Bruaak…. suara gagang telpon dibanting. Itu artinya pucuk pimpinan negeri ini sedang galau dan marah.  Julkipli melanjutkan pekerjaannya. Satu persatu petinggi partai dihubungi, begitupun orang dalam KPK yang dimaksud presiden.

“jam 6 pagi kita sudah harus mulai rapat di Ciracas. Ini operasi senyap. Wartawan tidak boleh ada yang tahu. Sampai ketemu di Ciracas esok pagi”.

********

“Media tidak boleh tahu. Kalau sampai terbongkar ini semua ada hubungannya dengan Lesmono, bisa dipastikan partai kita  akan terkena dampak. Elektabilitas turun. Partai kita kalah dalam pemilu. Cita cita partai untuk memperbaiki negeri ini gagal. Cita cita partai untuk menghapus praktik korupsi di negeri ini gagal”.

“Partai kita dengan jargon santun, bersih dan anti korupsi harus tetap dipertahankan. Tidak boleh rusak hanya oleh oknum. Mengenai anak saya, nanti siang akan saya panggil. Itu urusan saya sebagai ayah.
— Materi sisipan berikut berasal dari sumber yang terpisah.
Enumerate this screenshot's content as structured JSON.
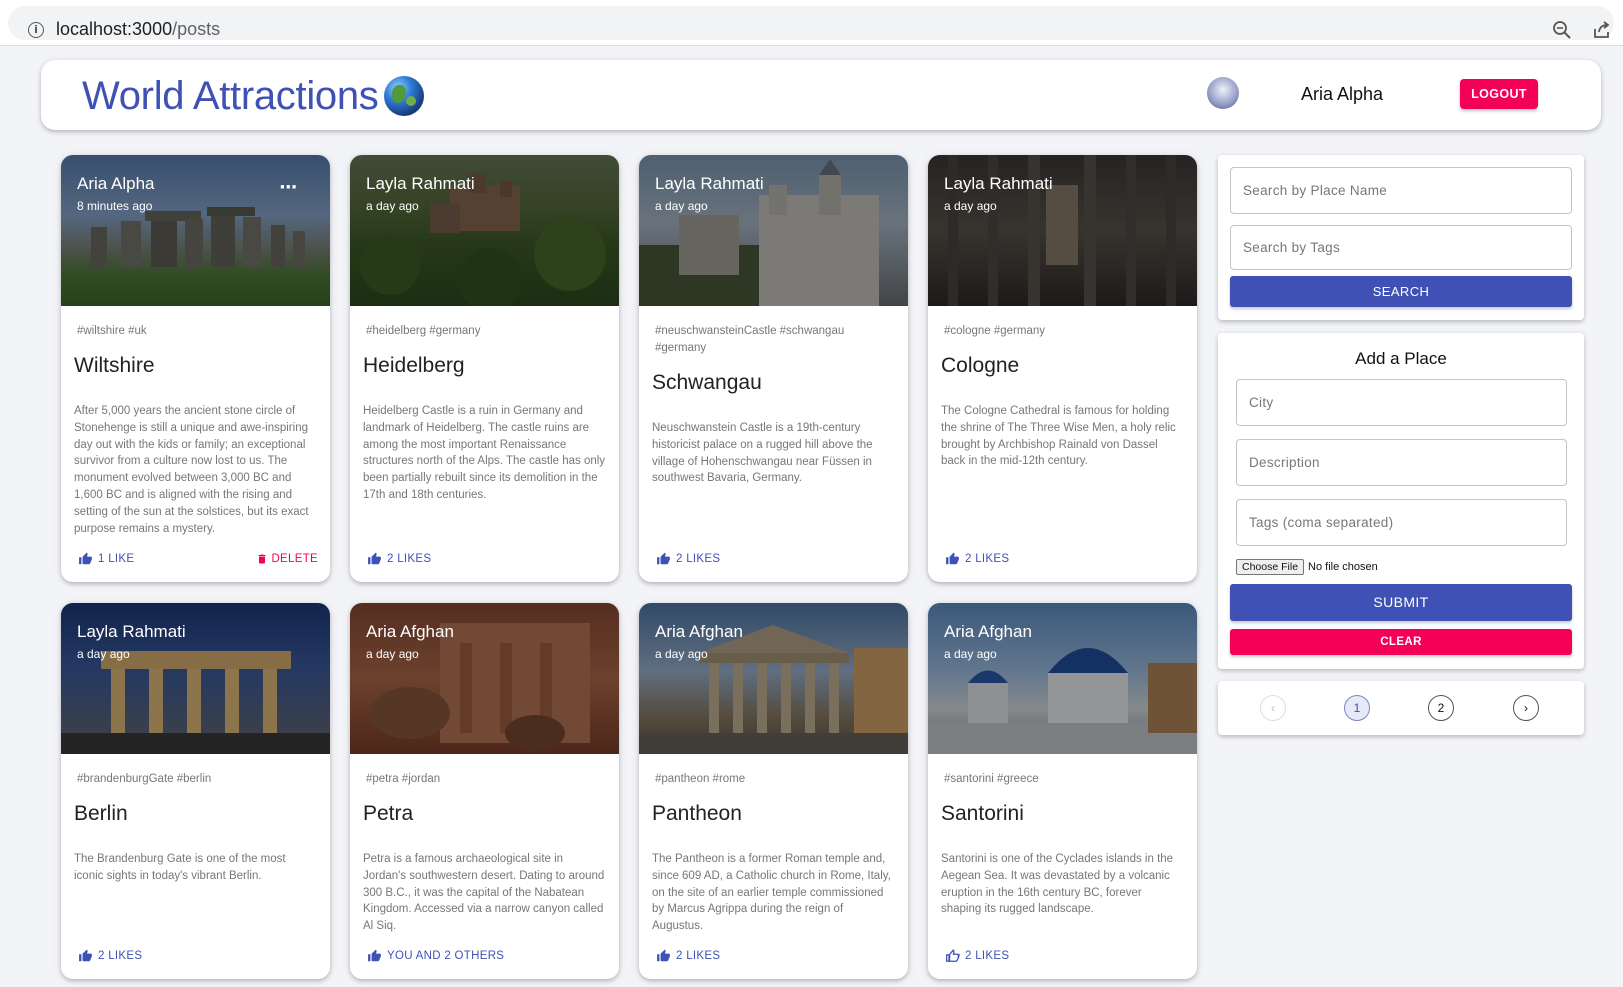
{
  "browser": {
    "url_host": "localhost:3000",
    "url_path": "/posts"
  },
  "header": {
    "title": "World Attractions",
    "user_name": "Aria Alpha",
    "logout_label": "LOGOUT"
  },
  "posts": [
    {
      "author": "Aria Alpha",
      "time": "8 minutes ago",
      "tags": "#wiltshire #uk",
      "title": "Wiltshire",
      "description": "After 5,000 years the ancient stone circle of Stonehenge is still a unique and awe-inspiring day out with the kids or family; an exceptional survivor from a culture now lost to us. The monument evolved between 3,000 BC and 1,600 BC and is aligned with the rising and setting of the sun at the solstices, but its exact purpose remains a mystery.",
      "likes": "1 LIKE",
      "delete_label": "DELETE"
    },
    {
      "author": "Layla Rahmati",
      "time": "a day ago",
      "tags": "#heidelberg #germany",
      "title": "Heidelberg",
      "description": "Heidelberg Castle is a ruin in Germany and landmark of Heidelberg. The castle ruins are among the most important Renaissance structures north of the Alps. The castle has only been partially rebuilt since its demolition in the 17th and 18th centuries.",
      "likes": "2 LIKES"
    },
    {
      "author": "Layla Rahmati",
      "time": "a day ago",
      "tags": "#neuschwansteinCastle #schwangau #germany",
      "title": "Schwangau",
      "description": "Neuschwanstein Castle is a 19th-century historicist palace on a rugged hill above the village of Hohenschwangau near Füssen in southwest Bavaria, Germany.",
      "likes": "2 LIKES"
    },
    {
      "author": "Layla Rahmati",
      "time": "a day ago",
      "tags": "#cologne #germany",
      "title": "Cologne",
      "description": "The Cologne Cathedral is famous for holding the shrine of The Three Wise Men, a holy relic brought by Archbishop Rainald von Dassel back in the mid-12th century.",
      "likes": "2 LIKES"
    },
    {
      "author": "Layla Rahmati",
      "time": "a day ago",
      "tags": "#brandenburgGate #berlin",
      "title": "Berlin",
      "description": "The Brandenburg Gate is one of the most iconic sights in today's vibrant Berlin.",
      "likes": "2 LIKES"
    },
    {
      "author": "Aria Afghan",
      "time": "a day ago",
      "tags": "#petra #jordan",
      "title": "Petra",
      "description": "Petra is a famous archaeological site in Jordan's southwestern desert. Dating to around 300 B.C., it was the capital of the Nabatean Kingdom. Accessed via a narrow canyon called Al Siq.",
      "likes": "YOU AND 2 OTHERS"
    },
    {
      "author": "Aria Afghan",
      "time": "a day ago",
      "tags": "#pantheon #rome",
      "title": "Pantheon",
      "description": "The Pantheon is a former Roman temple and, since 609 AD, a Catholic church in Rome, Italy, on the site of an earlier temple commissioned by Marcus Agrippa during the reign of Augustus.",
      "likes": "2 LIKES"
    },
    {
      "author": "Aria Afghan",
      "time": "a day ago",
      "tags": "#santorini #greece",
      "title": "Santorini",
      "description": "Santorini is one of the Cyclades islands in the Aegean Sea. It was devastated by a volcanic eruption in the 16th century BC, forever shaping its rugged landscape.",
      "likes": "2 LIKES"
    }
  ],
  "search": {
    "place_placeholder": "Search by Place Name",
    "tags_placeholder": "Search by Tags",
    "button_label": "SEARCH"
  },
  "form": {
    "title": "Add a Place",
    "city_placeholder": "City",
    "description_placeholder": "Description",
    "tags_placeholder": "Tags (coma separated)",
    "file_button": "Choose File",
    "file_status": "No file chosen",
    "submit_label": "SUBMIT",
    "clear_label": "CLEAR"
  },
  "pagination": {
    "prev": "‹",
    "pages": [
      "1",
      "2"
    ],
    "current": "1",
    "next": "›"
  },
  "colors": {
    "primary": "#3f51b5",
    "secondary": "#f50057"
  }
}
Urusan kalian adalah menyelamatkan partai”.

Presiden menambahkan, “ada yang memiliki ide untuk membungkam media ?”

Usulan silih berganti, perdebatan semakin memanas diantara orang orang didalam lingkaran istana. Mereka saling beradu argumentasi. Para loyalis berlomba agar idenya dipakai. Sementara loyalis yang lain berusaha mati matian mematahkannya.

Rapat begitu riuh. Semua merasa paling benar. Perdebatan politikus ini  mengingatkan  bagaimana sengkuni beraksi sebelum barata yudha. Pada prinsipnya, mereka bukanlah  mencari solusi. Melainkan ingin  di anggap sebagai orang yang paling loyal pada peresiden. Itu saja.

“Kita harus melokalisir masalah !”, kata presiden menghentikan perdebatan.

“Dalam perdebatan tadi, saya mencatat beberapa hal penting yang mungkin bisa kita laksanakan. Kita harus mampu membuat opini publik bahwa ini adalah masalah pribadi Joko Tole. Tidak ada  hubungan  sama sekali dengan Lesmono. Walau Lesmono memiliki jabatan di partai, sekali lagi saya tegaskan bahwa partai kita tidak tahu”.

“Apa idemu untuk membuat propaganda itu Juki ?, lanjut  presiden.

“Maaf pak presiden. Pertama kita harus membeli media mainstream. Saya sudah coba mengontak semua media mainstream yang ada. Semuanya mendukung langkah langkah penyelamatan negara. Kecualai satu media yang selalu mengkritisi dan mengorek kesalahan kita. Harian dietuk namanya. Bahkan, jajaran redakturnya  tak mau saya temui”.

“Bagaimana dengan media online dan alternatif ? Bukankah itu tidak bisa dikendalikan ? Faktanya begitu kan, Juki ”

“Bapak presiden, seluruh media online main stream sudah kita kuasai. Kecuali media media kecil yang tidak jelas siapa pemiliknya. Namun begitu, media media kecil ini berpotensi menimbulkan kegaduhan politik. Terlebih jika mereka berkolaborasi  dan didukung penuh facebooker dan twitterland”.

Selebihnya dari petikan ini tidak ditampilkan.